Penn State's Food Science Dept.
My favorite series of food science related videos featuring Science media personality, @DrKiki
My favorite food science related video features Cornell Researcher Brian Wansink on a segment of Penn & Teller: Bullshit!

Wednesday, January 4, 2012

Childhood Obesity

 This is sort of a blog request from @WineePamela after some tweets I wrote about how to fight Obesity.  I've written about weight loss before, but I really feel weird about doing it because I'm a pretty big guy.  I guess I'm like a coach, where I know all about the game but I wasn't the greatest player.

If you are really concerned that kids are too fat, then you have to approach things from a more pragmatic standpoint and stop with all the slogans, easy answers, and non-expert speculation.

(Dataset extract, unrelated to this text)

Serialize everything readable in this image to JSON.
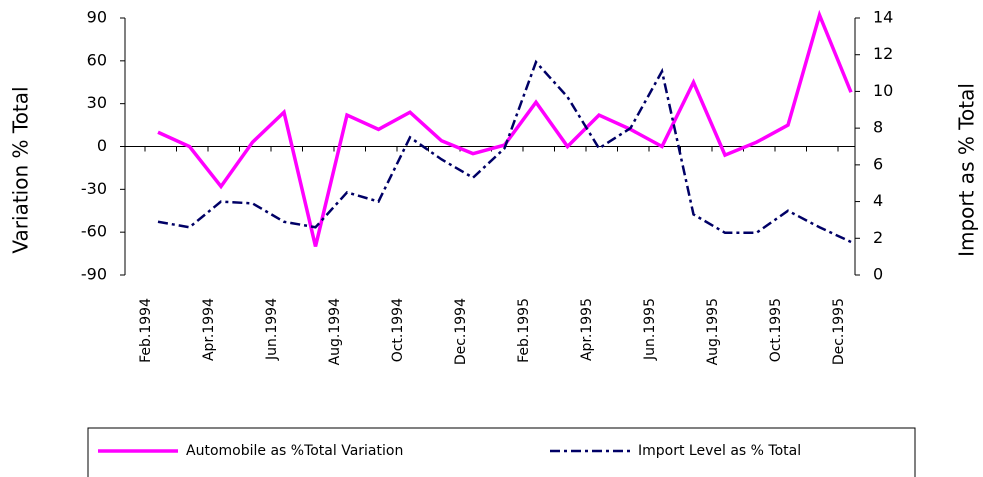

So to fight childhood obesity...

1. Parents:

When kids are little, all parents ever do is tell kids to stop running around, slow down, sit still... and finish your dinner.  I thought all the hoopla over Kids meal toys at McDonald's was silly because most kids I've ever seen eat there waste more than half of their food.

So maybe be glad when the kids are doing winds sprints while giggling and if the kids don't finish their dinner... give them a little less.

2. Coaches:

What I remember the most about playing sports in middle and high school was all the punishment exercise and yelling.  I got horrible anxieties before practices.  Coaches do more to limit physical activity later in life than any video game console.  When one guy screws around, the football/basketball/wrestling coach has everyone run wind sprints, do laps, or do some form of calisthenics as punishment.  This is a horrible message to send.

3. Teachers:

Coming from a food science background, I naturally think it's an ideal subject for high school students to tie together chemistry, biology, and chemistry, but it also gives you a great background in nutrition.  Kids should know what a calorie is, how to calculate the number of calories they need to maintain/lose/gain weight, and how to track their caloric intake.  it's also a great way to learn which foods are the best sources of protein/iron/vitamins/calcium/potassium.  This is very practical knowledge that also reinforces what the kids have already learned in school, while also reinforcing scientific method and critical thinking skills.

4.  Other Kids:

Kids are mean and being fat seems to be one of the last socially acceptable forms of discrimination in this country.  This is a tragic combination.  Fat people in general get very little sympathy because they are just seen as sloth-like lazy buffoons.  Other kids can help by not shaming or being cruel to obese kids.  Furthermore, they can make friends with obese kids and include them in their physical activities.  Shame does not work.  If your feeling down on yourself, you slow down, stay out of view... you don't go for a walk or go exercise.

5.  Food Activists:

I know you think everything is all a big conspiracy and that all processed foods are poison... but seriously, knock it off.  Misinformation serves only to confuse people and prevents them from reaching a solid, science based understanding of food.  Misinformation also allows people to peddle their ridiculous weight loss schemes and bilk the public for billions of dollars a years.  Please stop.

6. Fashion Industry:

Pencil thin models give people an unrealistic yard stick to judge themselves and others by.  We no longer think hometown girls are cute because they don't look nearly as hot as the model.  This also creates a much bigger gap bewteen the beautiful people and the obese.  
If you are a big kid, your clothes aren't only bigger, but they're completely different.  Why?  Why can't you get big sizes from Gap, Adidas, Champion, and Nike.  How easy is it to get active wear in big sizes in the same style as the smaller sizes?  And while I'm at it, stop putting flames or dragons... or flaming dragons on big & tall clothing.  What is that?  So not only do fat people feel ostracized, they have special fat clothes that look completely different.